The letter also cited that laws discriminating against the trans community could fall foul of protections and provisions within the Affordable Care Act, Title IX of the Education Amendments of 1972, the Omnibus Crime Control and Safe Streets Act of 1968, the Rehabilitation Act of 1973 and Title II of the Americans with Disabilities Ac

Arizona and Oklahoma are among the states to most recently enact measures against trans youth. 

Governor Doug Ducey signed two bills into law restricting gender-affirming surgeries for trans youth and banning trans students from participating in women’s and girls’ sports in Arizona. Oklahoma governor Kevin Stitt also signed an anti-trans sports ban into law. 

In 2021, Arkansas was the first state in the US to ban gender-affirming care for trans minors after the state legislature overrode a veto by governor Asa Hutchinson.
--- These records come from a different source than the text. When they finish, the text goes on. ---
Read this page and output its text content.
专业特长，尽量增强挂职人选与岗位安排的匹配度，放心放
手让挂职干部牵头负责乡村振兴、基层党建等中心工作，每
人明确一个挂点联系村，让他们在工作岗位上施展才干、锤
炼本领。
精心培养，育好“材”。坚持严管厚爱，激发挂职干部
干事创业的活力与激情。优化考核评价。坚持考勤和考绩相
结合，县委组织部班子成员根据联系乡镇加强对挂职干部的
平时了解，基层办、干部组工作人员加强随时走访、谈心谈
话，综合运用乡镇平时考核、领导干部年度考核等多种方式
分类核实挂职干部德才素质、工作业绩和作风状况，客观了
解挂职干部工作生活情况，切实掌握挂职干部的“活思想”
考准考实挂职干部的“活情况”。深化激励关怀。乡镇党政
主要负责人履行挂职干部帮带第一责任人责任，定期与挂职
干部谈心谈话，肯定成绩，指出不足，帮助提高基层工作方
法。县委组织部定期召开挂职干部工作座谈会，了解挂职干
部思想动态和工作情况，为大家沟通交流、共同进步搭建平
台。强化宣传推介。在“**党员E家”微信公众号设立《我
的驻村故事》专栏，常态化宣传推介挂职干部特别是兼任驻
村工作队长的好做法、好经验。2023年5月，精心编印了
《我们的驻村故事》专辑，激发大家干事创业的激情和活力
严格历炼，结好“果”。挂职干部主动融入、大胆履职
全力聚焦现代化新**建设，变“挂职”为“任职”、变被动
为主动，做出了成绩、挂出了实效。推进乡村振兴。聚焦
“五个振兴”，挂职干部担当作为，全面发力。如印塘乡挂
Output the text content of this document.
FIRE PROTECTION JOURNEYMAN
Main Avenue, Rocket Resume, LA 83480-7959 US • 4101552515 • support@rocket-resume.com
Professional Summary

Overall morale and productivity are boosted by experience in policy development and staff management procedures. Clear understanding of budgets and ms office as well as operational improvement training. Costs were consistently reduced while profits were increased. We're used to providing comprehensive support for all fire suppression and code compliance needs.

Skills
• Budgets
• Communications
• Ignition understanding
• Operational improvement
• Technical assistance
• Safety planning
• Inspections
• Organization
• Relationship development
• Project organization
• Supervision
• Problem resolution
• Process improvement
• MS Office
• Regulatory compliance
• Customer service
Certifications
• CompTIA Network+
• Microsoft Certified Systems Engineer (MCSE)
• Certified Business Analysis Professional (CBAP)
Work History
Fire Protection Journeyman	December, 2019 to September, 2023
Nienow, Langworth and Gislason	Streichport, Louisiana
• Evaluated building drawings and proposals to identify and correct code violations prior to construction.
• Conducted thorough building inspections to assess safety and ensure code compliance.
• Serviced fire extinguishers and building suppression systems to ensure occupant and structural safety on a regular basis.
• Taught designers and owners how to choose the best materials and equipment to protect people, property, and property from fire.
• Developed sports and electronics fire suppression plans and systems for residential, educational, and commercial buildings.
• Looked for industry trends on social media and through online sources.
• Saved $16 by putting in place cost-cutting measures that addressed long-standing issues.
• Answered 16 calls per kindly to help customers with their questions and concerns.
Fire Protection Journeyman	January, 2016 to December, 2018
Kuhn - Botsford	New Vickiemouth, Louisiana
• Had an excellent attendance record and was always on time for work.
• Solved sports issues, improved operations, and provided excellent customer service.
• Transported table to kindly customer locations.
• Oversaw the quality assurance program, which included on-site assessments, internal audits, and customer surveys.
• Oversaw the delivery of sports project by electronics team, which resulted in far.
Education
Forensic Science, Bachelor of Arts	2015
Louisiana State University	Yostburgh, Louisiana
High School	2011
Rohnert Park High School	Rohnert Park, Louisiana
The ACLU has since brought legal action against the state to fight the cruel anti-trans bill, and a federal judge temporarily blocked the law from going into effect while it’s being debated in courts. 

Just a month later, Tennessee governor Bill Lee also signed a ban on gender-affirming healthcare for trans youth

In recent months, Republican lawmakers in several states have also pushed bills and policies attacking gender-affirming care for trans minors. 

Texas attorney general Ken Paxton issued a non-binding legal opinion in which he labelled gender-affirming medical care “child abuse” in February. This prompted Republican governor Greg Abbott to order the state to investigate the parents of trans children involved in such practices

A judge has since ordered that the investigations be temporarily halted while the case goes through the legal system. Paxton has asked the state’s supreme court to overturn the ruling and allow the investigations to go forward. 

US attorney general Merrick Garland also issued his own statement to mark Transgender Day of Visibility, stressing that his department is “committed to protecting the civil and constitutional rights” of trans people.

“Transgender individuals deserve to be able to live free from discrimination, harassment, violence, and threats of violence,” Garland said. 

“Transgender youth deserve to be loved and protected. And members of the transgender community deserve to be treated with dignity and respect.”

Garland vowed the DOJ will “continue to work tirelessly to make real the promise of equal justice under law for everyone in our country”.